Both are predominantly saturated and monounsaturated fat, which is what makes both stable under heat. Ghee is roughly 50% saturated fat and contains butyrate, a short-chain fatty acid that supports gut lining health, along with fat-soluble vitamins A, D, E, and K. Tallow from grass-fed cattle carries a similar vitamin profile plus conjugated linoleic acid, and is entirely dairy-free. Neither fat is a seed oil, and neither degrades rapidly under heat the way polyunsaturated fats do. Beyond that, the nutritional differences between a quality ghee and a quality tallow are modest — both are real, whole fats with a place in a traditional diet.

Shelf life and storage

Both fats are shelf-stable, which sets them apart from butter and most plant oils. Ghee typically lasts 9–12 months opened at room temperature and up to a year or more refrigerated. The removal of moisture and milk solids is what gives it that stability. Tallow is similarly shelf-stable and in some conditions outlasts ghee, particularly if it has been well-rendered with low residual moisture. Both should be stored in sealed containers away from direct heat and light. Neither requires refrigeration under normal conditions, though refrigeration extends both.

Culinary uses

Ghee earns its place in dishes where the fat is part of the flavour — Indian cooking, Middle Eastern preparations, finishing sauces, and anything where a buttery richness is the goal. It also works well in baking where a nutty note suits the recipe. Tallow is the better choice for high-heat savoury cooking where you want a neutral, stable fat: roasting, frying, basting meat, seasoning cast iron, and anything where the cooking fat should disappear into the dish rather than announce itself.

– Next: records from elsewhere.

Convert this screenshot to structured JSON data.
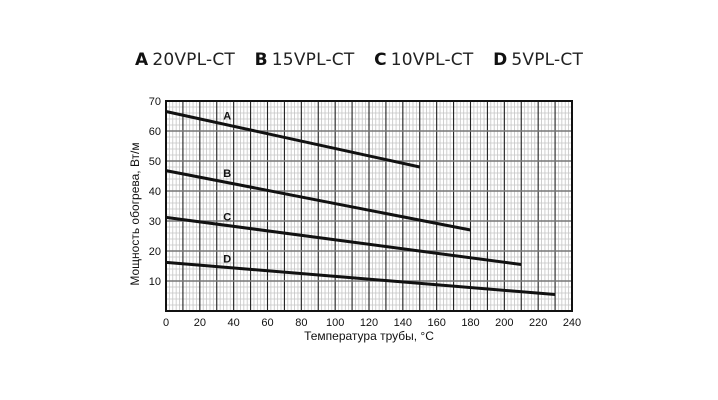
{
  "chart_data": {
    "type": "line",
    "title": "",
    "xlabel": "Температура трубы, °C",
    "ylabel": "Мощность обогрева, Вт/м",
    "xlim": [
      0,
      240
    ],
    "ylim": [
      0,
      70
    ],
    "x_ticks": [
      0,
      20,
      40,
      60,
      80,
      100,
      120,
      140,
      160,
      180,
      200,
      220,
      240
    ],
    "y_ticks": [
      10,
      20,
      30,
      40,
      50,
      60,
      70
    ],
    "grid": true,
    "legend_position": "top",
    "legend": [
      {
        "key": "A",
        "name": "20VPL-CT"
      },
      {
        "key": "B",
        "name": "15VPL-CT"
      },
      {
        "key": "C",
        "name": "10VPL-CT"
      },
      {
        "key": "D",
        "name": "5VPL-CT"
      }
    ],
    "series": [
      {
        "name": "A",
        "label_x": 35,
        "x": [
          0,
          150
        ],
        "values": [
          66.5,
          48
        ]
      },
      {
        "name": "B",
        "label_x": 35,
        "x": [
          0,
          180
        ],
        "values": [
          46.8,
          27
        ]
      },
      {
        "name": "C",
        "label_x": 35,
        "x": [
          0,
          210
        ],
        "values": [
          31.2,
          15.5
        ]
      },
      {
        "name": "D",
        "label_x": 35,
        "x": [
          0,
          230
        ],
        "values": [
          16.2,
          5.5
        ]
      }
    ]
  }
}
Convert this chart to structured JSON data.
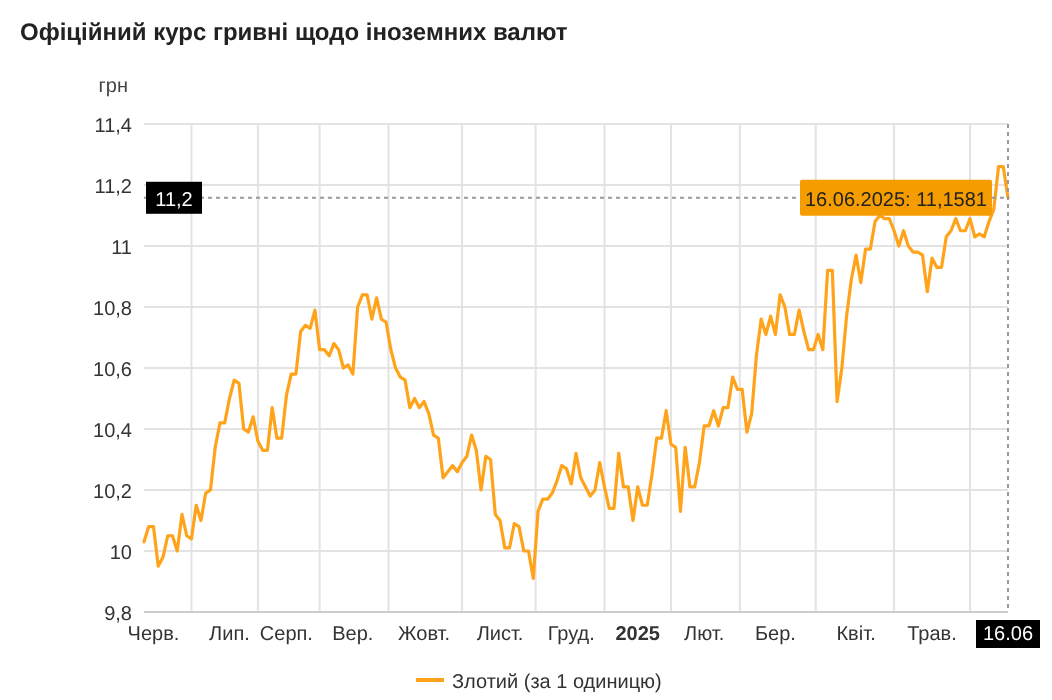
{
  "chart_data": {
    "type": "line",
    "title": "Офіційний курс гривні щодо іноземних валют",
    "ylabel": "грн",
    "categories": [
      null,
      null,
      "Черв.",
      null,
      null,
      null,
      null,
      null,
      null,
      null,
      null,
      null,
      null,
      null,
      null,
      null,
      null,
      null,
      "Лип.",
      null,
      null,
      null,
      null,
      null,
      null,
      null,
      null,
      null,
      null,
      null,
      "Серп.",
      null,
      null,
      null,
      null,
      null,
      null,
      null,
      null,
      null,
      null,
      null,
      null,
      null,
      "Вер.",
      null,
      null,
      null,
      null,
      null,
      null,
      null,
      null,
      null,
      null,
      null,
      null,
      null,
      null,
      "Жовт.",
      null,
      null,
      null,
      null,
      null,
      null,
      null,
      null,
      null,
      null,
      null,
      null,
      null,
      null,
      null,
      "Лист.",
      null,
      null,
      null,
      null,
      null,
      null,
      null,
      null,
      null,
      null,
      null,
      null,
      null,
      null,
      "Груд.",
      null,
      null,
      null,
      null,
      null,
      null,
      null,
      null,
      null,
      null,
      null,
      null,
      null,
      "2025",
      null,
      null,
      null,
      null,
      null,
      null,
      null,
      null,
      null,
      null,
      null,
      null,
      null,
      "Лют.",
      null,
      null,
      null,
      null,
      null,
      null,
      null,
      null,
      null,
      null,
      null,
      null,
      null,
      null,
      "Бер.",
      null,
      null,
      null,
      null,
      null,
      null,
      null,
      null,
      null,
      null,
      null,
      null,
      null,
      null,
      null,
      null,
      "Квіт.",
      null,
      null,
      null,
      null,
      null,
      null,
      null,
      null,
      null,
      null,
      null,
      null,
      null,
      null,
      null,
      "Трав.",
      null,
      null,
      null,
      null,
      null,
      null,
      null,
      null,
      null,
      null,
      null,
      null,
      null,
      null,
      null,
      "16.06"
    ],
    "series": [
      {
        "name": "Злотий (за 1 одиницю)",
        "color": "#ffa31a",
        "values": [
          10.03,
          10.08,
          10.08,
          9.95,
          9.98,
          10.05,
          10.05,
          10.0,
          10.12,
          10.05,
          10.04,
          10.15,
          10.1,
          10.19,
          10.2,
          10.34,
          10.42,
          10.42,
          10.5,
          10.56,
          10.55,
          10.4,
          10.39,
          10.44,
          10.36,
          10.33,
          10.33,
          10.47,
          10.37,
          10.37,
          10.51,
          10.58,
          10.58,
          10.72,
          10.74,
          10.73,
          10.79,
          10.66,
          10.66,
          10.64,
          10.68,
          10.66,
          10.6,
          10.61,
          10.58,
          10.8,
          10.84,
          10.84,
          10.76,
          10.83,
          10.76,
          10.75,
          10.66,
          10.6,
          10.57,
          10.56,
          10.47,
          10.5,
          10.47,
          10.49,
          10.45,
          10.38,
          10.37,
          10.24,
          10.26,
          10.28,
          10.26,
          10.29,
          10.31,
          10.38,
          10.33,
          10.2,
          10.31,
          10.3,
          10.12,
          10.1,
          10.01,
          10.01,
          10.09,
          10.08,
          10.0,
          10.0,
          9.91,
          10.13,
          10.17,
          10.17,
          10.19,
          10.23,
          10.28,
          10.27,
          10.22,
          10.32,
          10.24,
          10.21,
          10.18,
          10.2,
          10.29,
          10.21,
          10.14,
          10.14,
          10.32,
          10.21,
          10.21,
          10.1,
          10.21,
          10.15,
          10.15,
          10.25,
          10.37,
          10.37,
          10.46,
          10.35,
          10.34,
          10.13,
          10.34,
          10.21,
          10.21,
          10.29,
          10.41,
          10.41,
          10.46,
          10.41,
          10.47,
          10.47,
          10.57,
          10.53,
          10.53,
          10.39,
          10.45,
          10.64,
          10.76,
          10.71,
          10.77,
          10.71,
          10.84,
          10.8,
          10.71,
          10.71,
          10.79,
          10.72,
          10.66,
          10.66,
          10.71,
          10.66,
          10.92,
          10.92,
          10.49,
          10.6,
          10.77,
          10.89,
          10.97,
          10.88,
          10.99,
          10.99,
          11.08,
          11.1,
          11.09,
          11.09,
          11.05,
          11.0,
          11.05,
          11.0,
          10.98,
          10.98,
          10.97,
          10.85,
          10.96,
          10.93,
          10.93,
          11.03,
          11.05,
          11.09,
          11.05,
          11.05,
          11.09,
          11.03,
          11.04,
          11.03,
          11.08,
          11.12,
          11.26,
          11.26,
          11.1581
        ]
      }
    ],
    "ylim": [
      9.8,
      11.4
    ],
    "yticks": [
      {
        "value": 9.8,
        "label": "9,8"
      },
      {
        "value": 10,
        "label": "10"
      },
      {
        "value": 10.2,
        "label": "10,2"
      },
      {
        "value": 10.4,
        "label": "10,4"
      },
      {
        "value": 10.6,
        "label": "10,6"
      },
      {
        "value": 10.8,
        "label": "10,8"
      },
      {
        "value": 11,
        "label": "11"
      },
      {
        "value": 11.2,
        "label": "11,2"
      },
      {
        "value": 11.4,
        "label": "11,4"
      }
    ],
    "grid": true,
    "legend": "bottom",
    "ref_lines": [
      {
        "axis": "y",
        "value": 11.1581,
        "label": "11,2",
        "line_style": "dotted",
        "color": "#999999"
      },
      {
        "axis": "x",
        "value": "16.06",
        "line_style": "dotted",
        "color": "#999999"
      }
    ],
    "annotations": [
      {
        "text": "16.06.2025: 11,1581",
        "x": "16.06",
        "y": 11.1581
      }
    ]
  }
}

Availability and price in South Africa

Ghee is widely available in South African supermarkets, Indian grocery stores, and health food retailers. Quality varies considerably — look for ghee made from grass-fed butter where possible, and avoid plant-based ghee substitutes made with vegetable oil. Beef tallow is less commonly stocked in mainstream retail but is available through butchers, online, and from specialist producers. In general, tallow is the more affordable option per gram of usable fat, particularly when bought in larger quantities.

Split image showing golden ghee being poured into a cast iron pan with whole spices and herbs for sauce making on the left, and beef tallow being spooned over a sizzling steak in a cast iron pan on the right

Which one to reach for

There is no single answer. Both have earned their place in a well-stocked kitchen.

Reach for ghee when you are cooking something where a nutty, buttery flavour is an asset — Indian dishes, tempering whole spices, finishing a sauce, or baking a savoury pastry where richness matters. Ghee is also a reasonable option for anyone who is lactose intolerant, since the clarification process removes most of the milk proteins and lactose. That said, trace amounts can remain, so anyone with a true dairy allergy should avoid ghee entirely and use tallow instead, which is completely dairy-free.

Reach for tallow when the fat is functional rather than flavour-forward — high-heat frying, roasting vegetables, basting meat at the braai, or cooking something where you want the ingredients to carry the dish.

If you only have one, tallow is the more versatile everyday cooking fat for savoury cooking in a South African kitchen. But the honest answer is that both are worth having on the shelf.

Finding tallow in South Africa

If you are looking to cook with beef tallow, Toeka stocks options from two producers: Affieplaas, from grain-fed cattle, and BEAR Kitchen, from grass-fed cattle. Both are single-ingredient, fully rendered, and suited to everyday cooking at any heat.

The question is not which is better

Ghee and tallow were both in traditional kitchens for good reason. They came from the same part of the world’s oldest cooking traditions, but typically from different animals — and always from different parts of those animals. The question was never which is better. It was always which one suits the dish in front of you.